The Armenian authorities initially delegated the railway project to the Dubai-based investment firm Rasia FZE Group, which is likely affiliated with Russian state business interests. However, in 2015, Russian Railways, which operates the Armenian railway system, declared the project as “useless” and not aligned with the company’s interests. Besides often repeated refrains around the project’s financial infeasibility, geopolitical factors may also have contributed to the marginalization of the Armenia-Iran railway initiative. A direct link between the Persian Gulf and the Black Sea via Armenia — and Georgia — possibly unnerved Russia. Moscow likely viewed the Armenia-Iran railway — which circumvents Russian infrastructure — as a challenge to its geopolitical and economic interests.
Despite the project’s strategic value, the Armenia-Iran railway has been effectively dropped, overshadowed by Pashinyan’s COP initiative. The Armenian government’s COP project is more aligned with Russo-Azerbaijani interests, offering only nominal consideration to alternative routes. The neglect of the Armenia-Iran railway project is particularly significant. The now-shelved initiative could have improved Yerevan’s geopolitical position vis-à-vis Baku, while helping facilitate Armenia’s participation in cross-regional infrastructure initiatives.
Conclusion and Recommendations
The COP risks facilitating a Russian-Azeri-Turkish agenda at the expense of Armenia’s economic and geopolitical interests. The initiative — which expands outside influence over Armenian infrastructure — is poised to intensify Armenia’s economic, logistical and security dependence on both Russia and Azerbaijan. These developments will further compromise Yerevan’s autonomy and regional influence.

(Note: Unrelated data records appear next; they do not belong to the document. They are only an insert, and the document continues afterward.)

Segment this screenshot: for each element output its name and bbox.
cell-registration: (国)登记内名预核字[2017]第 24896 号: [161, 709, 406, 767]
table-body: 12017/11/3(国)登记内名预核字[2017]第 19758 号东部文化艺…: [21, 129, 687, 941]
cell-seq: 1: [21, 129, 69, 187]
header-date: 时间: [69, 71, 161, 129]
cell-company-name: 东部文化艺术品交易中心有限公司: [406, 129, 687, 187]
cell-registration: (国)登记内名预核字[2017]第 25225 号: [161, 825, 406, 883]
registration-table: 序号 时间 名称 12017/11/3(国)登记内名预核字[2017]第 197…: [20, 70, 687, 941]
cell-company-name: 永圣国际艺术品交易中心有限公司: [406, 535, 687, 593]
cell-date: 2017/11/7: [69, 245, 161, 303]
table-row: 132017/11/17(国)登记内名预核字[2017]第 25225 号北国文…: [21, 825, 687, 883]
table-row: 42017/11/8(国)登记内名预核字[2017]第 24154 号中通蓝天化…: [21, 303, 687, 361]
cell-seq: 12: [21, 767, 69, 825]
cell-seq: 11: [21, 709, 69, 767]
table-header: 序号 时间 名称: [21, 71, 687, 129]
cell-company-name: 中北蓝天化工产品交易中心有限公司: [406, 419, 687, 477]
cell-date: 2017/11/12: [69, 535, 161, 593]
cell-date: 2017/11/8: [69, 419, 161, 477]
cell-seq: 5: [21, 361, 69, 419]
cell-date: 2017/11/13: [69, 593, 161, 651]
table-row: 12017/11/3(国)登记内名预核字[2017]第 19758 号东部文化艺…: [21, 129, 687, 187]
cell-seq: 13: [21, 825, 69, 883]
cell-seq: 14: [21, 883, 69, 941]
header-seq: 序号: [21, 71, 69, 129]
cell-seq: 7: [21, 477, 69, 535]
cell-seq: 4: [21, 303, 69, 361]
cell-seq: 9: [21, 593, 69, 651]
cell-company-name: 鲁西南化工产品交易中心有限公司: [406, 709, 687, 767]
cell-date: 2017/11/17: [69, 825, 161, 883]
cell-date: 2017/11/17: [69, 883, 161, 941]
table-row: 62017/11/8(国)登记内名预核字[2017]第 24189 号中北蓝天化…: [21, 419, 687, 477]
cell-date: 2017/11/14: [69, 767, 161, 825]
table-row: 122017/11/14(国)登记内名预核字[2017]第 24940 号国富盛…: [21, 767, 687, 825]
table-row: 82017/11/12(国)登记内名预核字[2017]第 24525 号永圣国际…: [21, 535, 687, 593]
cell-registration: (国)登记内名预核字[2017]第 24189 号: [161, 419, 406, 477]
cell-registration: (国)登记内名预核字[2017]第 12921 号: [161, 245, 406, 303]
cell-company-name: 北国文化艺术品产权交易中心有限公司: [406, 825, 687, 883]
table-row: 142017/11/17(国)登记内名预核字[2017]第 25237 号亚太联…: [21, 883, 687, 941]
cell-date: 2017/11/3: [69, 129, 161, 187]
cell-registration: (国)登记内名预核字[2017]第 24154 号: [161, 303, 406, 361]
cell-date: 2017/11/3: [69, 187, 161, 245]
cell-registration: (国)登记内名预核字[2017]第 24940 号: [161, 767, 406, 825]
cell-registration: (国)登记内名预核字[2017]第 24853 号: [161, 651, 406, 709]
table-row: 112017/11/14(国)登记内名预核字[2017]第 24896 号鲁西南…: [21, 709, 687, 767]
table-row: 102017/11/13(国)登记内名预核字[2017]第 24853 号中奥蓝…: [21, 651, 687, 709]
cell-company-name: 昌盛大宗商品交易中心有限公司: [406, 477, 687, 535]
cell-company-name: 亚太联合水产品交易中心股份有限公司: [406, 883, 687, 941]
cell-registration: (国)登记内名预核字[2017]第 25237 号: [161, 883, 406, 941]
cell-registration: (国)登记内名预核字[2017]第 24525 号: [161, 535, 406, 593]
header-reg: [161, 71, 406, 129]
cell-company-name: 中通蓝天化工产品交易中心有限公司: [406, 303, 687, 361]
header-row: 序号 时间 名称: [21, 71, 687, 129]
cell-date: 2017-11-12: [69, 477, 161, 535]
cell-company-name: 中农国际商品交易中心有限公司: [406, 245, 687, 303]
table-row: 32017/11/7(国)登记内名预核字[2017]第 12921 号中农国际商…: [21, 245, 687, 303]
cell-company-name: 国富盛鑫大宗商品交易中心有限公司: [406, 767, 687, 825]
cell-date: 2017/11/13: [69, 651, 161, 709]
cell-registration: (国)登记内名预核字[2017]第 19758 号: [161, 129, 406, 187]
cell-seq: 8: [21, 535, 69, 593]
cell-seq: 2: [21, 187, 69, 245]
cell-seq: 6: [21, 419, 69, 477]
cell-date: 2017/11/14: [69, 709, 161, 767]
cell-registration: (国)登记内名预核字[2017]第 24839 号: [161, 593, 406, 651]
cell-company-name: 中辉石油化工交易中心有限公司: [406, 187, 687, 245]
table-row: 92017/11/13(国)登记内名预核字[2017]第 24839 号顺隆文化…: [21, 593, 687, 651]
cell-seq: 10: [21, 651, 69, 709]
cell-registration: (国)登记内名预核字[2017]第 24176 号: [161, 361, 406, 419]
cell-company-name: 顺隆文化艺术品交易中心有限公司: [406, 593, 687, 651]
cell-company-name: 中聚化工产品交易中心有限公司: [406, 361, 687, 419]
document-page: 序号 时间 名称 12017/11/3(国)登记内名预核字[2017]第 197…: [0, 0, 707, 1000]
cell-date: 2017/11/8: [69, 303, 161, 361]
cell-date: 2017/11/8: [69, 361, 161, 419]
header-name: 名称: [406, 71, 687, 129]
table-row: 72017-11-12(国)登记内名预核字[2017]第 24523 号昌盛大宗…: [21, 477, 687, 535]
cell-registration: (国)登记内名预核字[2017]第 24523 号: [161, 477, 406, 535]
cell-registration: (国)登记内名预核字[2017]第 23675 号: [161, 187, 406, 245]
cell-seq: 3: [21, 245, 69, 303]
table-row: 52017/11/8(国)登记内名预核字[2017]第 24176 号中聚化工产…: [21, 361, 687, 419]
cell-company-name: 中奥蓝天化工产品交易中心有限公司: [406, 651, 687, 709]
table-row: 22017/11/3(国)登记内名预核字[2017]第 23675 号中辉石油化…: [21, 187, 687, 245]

To avert such a scenario and advance its interests, Armenian policymakers — and society — should immediately:
- Prioritize the revival of the direct Georgia-Armenia-Iran railway project, avoiding Azeri territory;
- Expand Georgia-Armenia-Iran transportation infrastructure;
- Reestablish complete control over critical infrastructure, which may include the nationalization of the Armenian railway company or the establishment of an alternative state-owned firm; and
- Review Armenia’s one-sided commitment to the November 9 trilateral statement.